I went up into my old neighborhood where I had been one of the first settlers and had helped to build the first hewed log house that was built on the prairies of Labette county. A blight had been cast on the entire community. Not two miles from where I helped to build the house mentioned above, I gazed on the open graves of the Bender's victims. Personally, I think I was better known, and knew that people better in the first settlement of western Labette, eastern Montgomery, and southern Woodson, than any other man.
While John Harness, of Ladore, was suspected of being an accomplice of the crime, he undoubtedly was as innocent as his accusers were. 'Twas the same with Brockman, whom the Independence party hung to a tree on Drum creek until life was almost extinct; although Brockman was a cruel and inhuman man to his own family.
No, the Benders had no accomplices. But neighbor had distrusted neighbor, and some were standing aloof from others.

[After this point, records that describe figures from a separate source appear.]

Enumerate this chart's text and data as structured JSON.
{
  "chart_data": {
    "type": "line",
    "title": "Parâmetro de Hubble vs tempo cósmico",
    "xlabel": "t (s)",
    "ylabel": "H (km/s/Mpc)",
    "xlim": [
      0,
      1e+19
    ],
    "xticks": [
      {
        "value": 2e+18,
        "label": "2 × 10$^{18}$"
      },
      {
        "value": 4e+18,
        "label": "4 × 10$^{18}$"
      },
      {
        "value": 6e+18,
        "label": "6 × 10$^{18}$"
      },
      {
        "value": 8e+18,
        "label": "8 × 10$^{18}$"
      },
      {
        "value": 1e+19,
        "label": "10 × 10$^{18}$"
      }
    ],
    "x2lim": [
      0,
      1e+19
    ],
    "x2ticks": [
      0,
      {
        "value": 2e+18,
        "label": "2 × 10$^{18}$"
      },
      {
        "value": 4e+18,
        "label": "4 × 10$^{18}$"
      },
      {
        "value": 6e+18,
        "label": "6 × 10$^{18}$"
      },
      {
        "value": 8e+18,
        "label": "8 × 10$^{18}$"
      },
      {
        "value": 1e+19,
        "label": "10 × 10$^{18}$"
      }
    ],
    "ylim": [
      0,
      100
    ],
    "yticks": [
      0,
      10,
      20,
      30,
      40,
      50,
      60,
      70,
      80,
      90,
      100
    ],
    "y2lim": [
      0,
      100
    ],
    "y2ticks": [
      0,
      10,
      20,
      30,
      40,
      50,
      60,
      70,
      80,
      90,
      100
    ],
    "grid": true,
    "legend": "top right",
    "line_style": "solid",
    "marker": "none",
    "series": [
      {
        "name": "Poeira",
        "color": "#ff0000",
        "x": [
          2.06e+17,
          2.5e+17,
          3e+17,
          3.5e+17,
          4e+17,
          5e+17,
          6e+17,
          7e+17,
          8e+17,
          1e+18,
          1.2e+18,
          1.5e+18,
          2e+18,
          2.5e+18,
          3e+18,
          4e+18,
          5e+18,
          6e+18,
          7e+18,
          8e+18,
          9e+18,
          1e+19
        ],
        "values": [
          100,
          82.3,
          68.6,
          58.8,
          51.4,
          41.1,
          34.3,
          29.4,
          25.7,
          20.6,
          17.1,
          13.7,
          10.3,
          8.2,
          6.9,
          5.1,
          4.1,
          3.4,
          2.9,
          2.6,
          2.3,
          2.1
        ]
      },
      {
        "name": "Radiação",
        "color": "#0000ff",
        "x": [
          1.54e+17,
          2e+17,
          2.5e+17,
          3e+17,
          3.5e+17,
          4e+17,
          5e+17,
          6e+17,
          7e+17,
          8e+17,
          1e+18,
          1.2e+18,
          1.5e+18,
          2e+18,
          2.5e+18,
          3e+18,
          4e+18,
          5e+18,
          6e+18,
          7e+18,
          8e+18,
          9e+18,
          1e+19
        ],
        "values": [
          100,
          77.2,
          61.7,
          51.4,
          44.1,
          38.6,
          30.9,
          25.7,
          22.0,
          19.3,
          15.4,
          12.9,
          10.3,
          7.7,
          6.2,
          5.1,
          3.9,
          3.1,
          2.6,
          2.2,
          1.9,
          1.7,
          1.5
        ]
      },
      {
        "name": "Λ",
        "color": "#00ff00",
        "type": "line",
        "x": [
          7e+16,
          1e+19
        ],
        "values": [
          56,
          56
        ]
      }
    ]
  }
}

I sold farm machinery in that locality the summer of the spring that the Benders disappeared and the bodies of their victims were found. I was traveling for B. A. Aldrich, a hardware man of Parsons, Kan. I was from house to house, and became familiar with all the neighborhood stories, versions, and suspicions about the Bender murders.
What became of the Benders? Read on in this book under the caption of the "Staked Plains Horror" during the summer of 1877. Listen to the story as told to me, as the narrator and I were lying on our blankets, with our saddles for pillows, the night of the 20th of July, on the border of western Texas and eastern New Mexico. Then let the readers judge for themselves what became of the Benders. Yes, let them decide for themselves as to the truth or falsity of the story. I believed the story then, I believe it now.
CHAPTER III.
A Trip to New Mexico.—Prospecting Around the Base of Mount Baldy.—Experience with a Cinnamon Bear.—Wail of the Mountain Lion.—Tattooed Natives, bound for the Texas Panhandle.—Lanced a Buffalo.—Loaned My Gun and Suffered.
Early in the spring of 1874 I started for Santa Fé, New Mexico, stopping off at Granada, Colorado, for a short time. Granada was at that time the end of the Atchison, Topeka & Santa Fe Railroad. From Granada I went to Las Animas, and traveled over the Dry Cimarron route, through Rule cañon, on over the Raton mountains, through Dick Hooten pass, and on into Las Vegas, New Mexico, where I arrived in May. There I fell in company with the Eighth United States regulars, whose commanding officer was Major Alexander, and who gave me permission to travel with his command to Santa Fé. At Santa Fé I met a Dr. Strand, one of the notorious Star Route mail contractors at the time. We two, with an assayer, H. C. Justice, formed a company to prospect for gold in the Saint Mary's range, near the head-waters of the Picorice, Lumbay, and Bean creeks, all tributaries of the Rio Grande river.